To reduce 3D computation times, we proposed a method to generate good initial conditions in an automated and computationally inexpensive way. We used SimVascular to automatically generate a 1D replication of the 3D model, which we ran until we achieved a periodic state. We than mapped the 1D solution onto the 3D Finite Element mesh. Note that the mapping does in general not result in a fluid field that is divergence free. However, we are not interested in generating a physical or physiological meaningful solution. Instead, the initial conditions are “washed out” by the first iteration of our numerical solver of the Navier Stokes equations. Similarly, the pressure field does not capture local variations. Here, it should be noted that it is much more important to match the overall pressure level of the model, which is in general much higher than any local variations. In a convergence analysis with six different vascular models, we demonstrated that models with our 1D initialization method converge in one or two cardiac cycles. This greatly reduces the computation time for the 3D model over the standard method of initializing pulsatile simulations with a steady-state solution, typically dozens of hours in simulation time and hundreds of hours in CPU time. The code for the 1D initialization is freely available on GitHub (https://github.com/SimVascular/SimVascular).

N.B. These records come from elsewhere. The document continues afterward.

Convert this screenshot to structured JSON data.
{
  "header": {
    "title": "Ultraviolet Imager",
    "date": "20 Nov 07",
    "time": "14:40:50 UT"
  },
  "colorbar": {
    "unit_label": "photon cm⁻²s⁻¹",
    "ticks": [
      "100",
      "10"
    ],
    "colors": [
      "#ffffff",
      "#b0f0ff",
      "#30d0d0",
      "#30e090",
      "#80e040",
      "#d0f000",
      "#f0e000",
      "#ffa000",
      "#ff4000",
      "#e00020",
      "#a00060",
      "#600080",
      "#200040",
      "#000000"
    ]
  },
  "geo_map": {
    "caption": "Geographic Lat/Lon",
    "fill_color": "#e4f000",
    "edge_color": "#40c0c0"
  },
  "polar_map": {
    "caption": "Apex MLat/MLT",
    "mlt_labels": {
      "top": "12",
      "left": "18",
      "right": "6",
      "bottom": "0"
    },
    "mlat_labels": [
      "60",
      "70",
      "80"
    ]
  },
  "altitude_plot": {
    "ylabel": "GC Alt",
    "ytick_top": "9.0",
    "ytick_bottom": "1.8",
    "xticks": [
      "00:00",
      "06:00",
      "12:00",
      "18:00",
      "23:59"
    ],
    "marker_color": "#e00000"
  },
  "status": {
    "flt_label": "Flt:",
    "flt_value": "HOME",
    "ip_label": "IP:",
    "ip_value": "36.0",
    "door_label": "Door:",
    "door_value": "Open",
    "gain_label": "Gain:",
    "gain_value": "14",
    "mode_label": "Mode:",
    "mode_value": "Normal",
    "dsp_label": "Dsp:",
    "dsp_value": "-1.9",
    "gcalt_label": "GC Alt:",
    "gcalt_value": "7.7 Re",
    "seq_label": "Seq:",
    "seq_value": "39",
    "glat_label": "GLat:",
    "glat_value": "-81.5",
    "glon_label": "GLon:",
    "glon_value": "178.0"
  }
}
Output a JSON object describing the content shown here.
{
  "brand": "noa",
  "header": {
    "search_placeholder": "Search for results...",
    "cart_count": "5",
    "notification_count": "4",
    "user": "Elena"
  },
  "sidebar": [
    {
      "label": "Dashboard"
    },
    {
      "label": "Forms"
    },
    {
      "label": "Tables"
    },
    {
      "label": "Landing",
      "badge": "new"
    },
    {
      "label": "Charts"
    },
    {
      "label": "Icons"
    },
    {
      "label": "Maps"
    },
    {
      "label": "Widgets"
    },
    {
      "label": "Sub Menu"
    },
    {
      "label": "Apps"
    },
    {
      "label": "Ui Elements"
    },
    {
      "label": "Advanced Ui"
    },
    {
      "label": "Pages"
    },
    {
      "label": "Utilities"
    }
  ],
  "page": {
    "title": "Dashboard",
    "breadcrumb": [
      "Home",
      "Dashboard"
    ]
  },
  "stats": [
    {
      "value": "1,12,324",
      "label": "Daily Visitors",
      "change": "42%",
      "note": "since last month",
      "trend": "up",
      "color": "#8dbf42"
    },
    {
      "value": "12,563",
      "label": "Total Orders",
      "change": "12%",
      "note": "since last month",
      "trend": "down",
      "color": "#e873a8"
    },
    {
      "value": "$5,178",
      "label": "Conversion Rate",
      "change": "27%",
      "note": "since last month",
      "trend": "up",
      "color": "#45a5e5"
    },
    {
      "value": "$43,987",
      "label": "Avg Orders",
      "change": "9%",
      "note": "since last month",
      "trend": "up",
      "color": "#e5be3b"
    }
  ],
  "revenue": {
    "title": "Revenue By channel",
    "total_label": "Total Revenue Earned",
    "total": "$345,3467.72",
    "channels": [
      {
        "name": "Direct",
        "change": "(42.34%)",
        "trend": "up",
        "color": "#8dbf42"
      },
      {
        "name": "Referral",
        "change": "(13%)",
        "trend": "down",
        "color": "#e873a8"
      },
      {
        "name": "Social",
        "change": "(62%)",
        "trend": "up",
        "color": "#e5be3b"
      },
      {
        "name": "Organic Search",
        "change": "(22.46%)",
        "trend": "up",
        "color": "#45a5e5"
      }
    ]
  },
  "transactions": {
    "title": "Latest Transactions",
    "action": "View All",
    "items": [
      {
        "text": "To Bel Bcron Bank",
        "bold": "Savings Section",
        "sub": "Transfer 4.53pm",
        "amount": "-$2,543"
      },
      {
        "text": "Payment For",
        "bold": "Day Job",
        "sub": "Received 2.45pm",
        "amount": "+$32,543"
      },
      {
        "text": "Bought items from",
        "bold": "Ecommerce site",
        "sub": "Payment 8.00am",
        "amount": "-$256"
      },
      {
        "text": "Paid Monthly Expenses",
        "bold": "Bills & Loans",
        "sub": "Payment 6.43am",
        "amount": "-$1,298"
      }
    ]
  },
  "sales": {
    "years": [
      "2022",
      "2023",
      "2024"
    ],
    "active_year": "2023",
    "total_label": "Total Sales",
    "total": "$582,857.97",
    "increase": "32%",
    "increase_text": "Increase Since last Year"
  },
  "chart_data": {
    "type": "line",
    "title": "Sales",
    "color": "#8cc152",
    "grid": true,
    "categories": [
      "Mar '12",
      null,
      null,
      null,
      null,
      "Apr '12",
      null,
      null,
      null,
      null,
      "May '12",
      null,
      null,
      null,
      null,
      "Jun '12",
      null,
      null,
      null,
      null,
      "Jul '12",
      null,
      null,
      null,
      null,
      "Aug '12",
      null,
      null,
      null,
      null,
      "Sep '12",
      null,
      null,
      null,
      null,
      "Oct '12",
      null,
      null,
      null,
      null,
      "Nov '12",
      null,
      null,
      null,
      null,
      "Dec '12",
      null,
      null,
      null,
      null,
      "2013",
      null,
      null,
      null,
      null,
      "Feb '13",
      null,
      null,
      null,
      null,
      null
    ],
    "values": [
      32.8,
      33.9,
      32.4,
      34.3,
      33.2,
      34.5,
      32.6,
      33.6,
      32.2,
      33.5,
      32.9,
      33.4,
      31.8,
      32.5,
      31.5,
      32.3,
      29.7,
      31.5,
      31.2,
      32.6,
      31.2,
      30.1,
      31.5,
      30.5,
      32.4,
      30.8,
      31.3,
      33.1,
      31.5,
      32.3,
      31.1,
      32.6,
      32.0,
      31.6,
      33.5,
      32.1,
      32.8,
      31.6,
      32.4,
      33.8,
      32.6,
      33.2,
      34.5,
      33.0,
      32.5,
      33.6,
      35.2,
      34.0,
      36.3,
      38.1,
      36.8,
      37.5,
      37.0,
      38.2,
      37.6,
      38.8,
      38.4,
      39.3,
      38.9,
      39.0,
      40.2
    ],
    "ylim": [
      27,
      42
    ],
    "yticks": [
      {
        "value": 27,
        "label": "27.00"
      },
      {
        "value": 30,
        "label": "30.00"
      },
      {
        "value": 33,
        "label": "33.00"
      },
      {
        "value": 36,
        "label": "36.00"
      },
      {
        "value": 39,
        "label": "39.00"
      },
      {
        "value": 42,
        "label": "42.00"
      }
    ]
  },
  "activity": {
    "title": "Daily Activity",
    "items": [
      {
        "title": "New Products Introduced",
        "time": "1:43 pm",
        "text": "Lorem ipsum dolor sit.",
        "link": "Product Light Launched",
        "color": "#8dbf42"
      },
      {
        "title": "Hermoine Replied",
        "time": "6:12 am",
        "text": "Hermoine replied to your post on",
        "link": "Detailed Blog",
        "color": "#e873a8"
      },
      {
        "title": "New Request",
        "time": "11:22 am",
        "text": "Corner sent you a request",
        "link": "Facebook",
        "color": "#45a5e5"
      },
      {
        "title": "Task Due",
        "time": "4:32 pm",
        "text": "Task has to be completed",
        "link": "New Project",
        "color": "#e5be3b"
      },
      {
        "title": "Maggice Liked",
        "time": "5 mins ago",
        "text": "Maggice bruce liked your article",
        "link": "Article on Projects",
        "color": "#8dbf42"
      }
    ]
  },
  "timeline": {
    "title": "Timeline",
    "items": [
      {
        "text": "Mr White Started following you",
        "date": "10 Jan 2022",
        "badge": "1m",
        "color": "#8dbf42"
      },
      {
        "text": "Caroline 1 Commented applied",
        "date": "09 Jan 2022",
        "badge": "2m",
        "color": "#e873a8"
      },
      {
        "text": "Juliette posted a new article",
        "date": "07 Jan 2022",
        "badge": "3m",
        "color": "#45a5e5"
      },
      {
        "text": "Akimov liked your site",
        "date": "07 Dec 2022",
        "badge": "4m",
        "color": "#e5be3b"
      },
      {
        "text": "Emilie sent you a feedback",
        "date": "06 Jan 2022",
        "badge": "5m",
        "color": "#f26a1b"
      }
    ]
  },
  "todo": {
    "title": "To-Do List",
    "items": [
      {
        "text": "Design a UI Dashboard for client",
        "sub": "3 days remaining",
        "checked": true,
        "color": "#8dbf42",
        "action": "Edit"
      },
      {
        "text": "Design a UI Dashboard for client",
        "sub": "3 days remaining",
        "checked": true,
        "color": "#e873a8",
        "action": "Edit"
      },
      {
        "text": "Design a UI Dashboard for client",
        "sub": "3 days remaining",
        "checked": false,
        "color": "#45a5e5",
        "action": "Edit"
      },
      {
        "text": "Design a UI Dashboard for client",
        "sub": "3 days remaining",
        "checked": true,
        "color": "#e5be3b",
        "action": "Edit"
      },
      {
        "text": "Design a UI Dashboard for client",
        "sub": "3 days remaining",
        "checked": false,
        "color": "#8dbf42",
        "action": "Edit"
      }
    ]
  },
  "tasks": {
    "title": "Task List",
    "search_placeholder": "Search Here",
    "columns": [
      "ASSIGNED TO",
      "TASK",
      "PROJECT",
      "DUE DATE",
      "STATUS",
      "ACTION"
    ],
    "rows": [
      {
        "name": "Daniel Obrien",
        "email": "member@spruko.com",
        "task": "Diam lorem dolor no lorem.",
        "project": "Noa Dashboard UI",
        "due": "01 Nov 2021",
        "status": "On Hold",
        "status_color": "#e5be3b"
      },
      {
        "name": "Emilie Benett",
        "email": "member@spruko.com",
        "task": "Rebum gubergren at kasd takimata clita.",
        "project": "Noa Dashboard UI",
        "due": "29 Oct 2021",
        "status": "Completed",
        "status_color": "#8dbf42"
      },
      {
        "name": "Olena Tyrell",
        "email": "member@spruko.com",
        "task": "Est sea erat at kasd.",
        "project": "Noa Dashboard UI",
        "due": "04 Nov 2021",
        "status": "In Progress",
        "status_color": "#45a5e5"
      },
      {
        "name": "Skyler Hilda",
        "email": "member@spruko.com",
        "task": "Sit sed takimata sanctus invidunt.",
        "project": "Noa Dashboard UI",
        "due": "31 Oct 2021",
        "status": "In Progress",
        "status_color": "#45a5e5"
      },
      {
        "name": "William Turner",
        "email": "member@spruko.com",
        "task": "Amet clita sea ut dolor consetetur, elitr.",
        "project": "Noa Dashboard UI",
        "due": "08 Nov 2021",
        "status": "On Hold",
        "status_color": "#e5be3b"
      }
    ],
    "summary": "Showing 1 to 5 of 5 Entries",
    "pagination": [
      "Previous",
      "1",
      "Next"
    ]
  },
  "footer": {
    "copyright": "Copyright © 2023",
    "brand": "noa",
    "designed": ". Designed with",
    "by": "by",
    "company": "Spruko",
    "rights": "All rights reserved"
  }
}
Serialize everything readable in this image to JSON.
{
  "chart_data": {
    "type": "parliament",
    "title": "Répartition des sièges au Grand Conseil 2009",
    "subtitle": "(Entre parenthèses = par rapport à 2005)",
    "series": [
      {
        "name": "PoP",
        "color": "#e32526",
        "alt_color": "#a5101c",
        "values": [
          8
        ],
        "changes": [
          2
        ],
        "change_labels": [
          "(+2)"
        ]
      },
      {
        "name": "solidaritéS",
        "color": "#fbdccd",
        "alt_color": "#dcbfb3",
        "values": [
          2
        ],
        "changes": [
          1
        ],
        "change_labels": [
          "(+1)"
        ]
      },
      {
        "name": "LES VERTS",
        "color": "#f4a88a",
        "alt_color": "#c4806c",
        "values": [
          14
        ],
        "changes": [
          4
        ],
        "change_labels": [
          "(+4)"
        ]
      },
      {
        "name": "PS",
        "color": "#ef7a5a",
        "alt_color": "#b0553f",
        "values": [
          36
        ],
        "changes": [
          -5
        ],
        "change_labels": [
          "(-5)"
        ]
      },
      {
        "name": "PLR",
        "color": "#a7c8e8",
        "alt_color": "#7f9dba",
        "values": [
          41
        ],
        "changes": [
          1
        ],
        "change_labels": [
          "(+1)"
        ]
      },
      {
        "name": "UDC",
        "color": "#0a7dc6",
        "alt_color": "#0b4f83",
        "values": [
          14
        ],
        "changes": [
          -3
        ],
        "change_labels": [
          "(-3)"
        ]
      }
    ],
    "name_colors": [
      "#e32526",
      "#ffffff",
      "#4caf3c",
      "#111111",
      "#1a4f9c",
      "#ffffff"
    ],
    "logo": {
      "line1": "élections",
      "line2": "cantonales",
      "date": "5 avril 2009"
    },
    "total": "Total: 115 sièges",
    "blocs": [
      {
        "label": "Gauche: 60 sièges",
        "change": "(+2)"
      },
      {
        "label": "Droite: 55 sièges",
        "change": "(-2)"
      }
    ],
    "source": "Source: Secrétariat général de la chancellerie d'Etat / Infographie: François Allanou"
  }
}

We close with a discussion of the limitations and future perspectives of our work. We did only consider RCR boundary conditions in this work. However, there are many more examples of lumped parameter 0D networks that are coupled to 3D models, such as coronary boundary conditions23,24 and 0D closed loop models used, e.g., in simulations for single ventricle9,10 and coronary artery bypass graft (CABG) patients.29 In the general case of lumped parameter boundary conditions, the model time constant cannot be determined analytically. However, it can still be calculated numerically from the time it takes the boundary condition to respond to a step in the inflow condition. We plan to include these boundary conditions in future work. It should be noted that those boundary conditions not only require initialization of the velocity and pressure field in the 3D model but also in unknowns that are internal to the 0D model. Since we use cycle-average quantities as a convergence criterion, we cannot guarantee that highly transient phenomena such as transition to turbulence converge as well. All models compared in this work produced a periodic solution. In rare cases when solutions are non-periodic, we anticipate that our method will still perform well since the generated initial conditions could still be applicable. Furthermore, we only considered rigid-wall simulation in this work. We plan to test our 1D initialization method for deformable wall simulations as well, using the coupled momentum method14 or an arbitrary Lagrangian–Eulerian formulation.12 To further improve our method and guarantee periodic convergence within one cardiac cycle, it will be necessary to improve the mapping of the velocity field to the 3D model. This could be accomplished for example by solving a Stokes flow problem, using the 1D results as boundary conditions.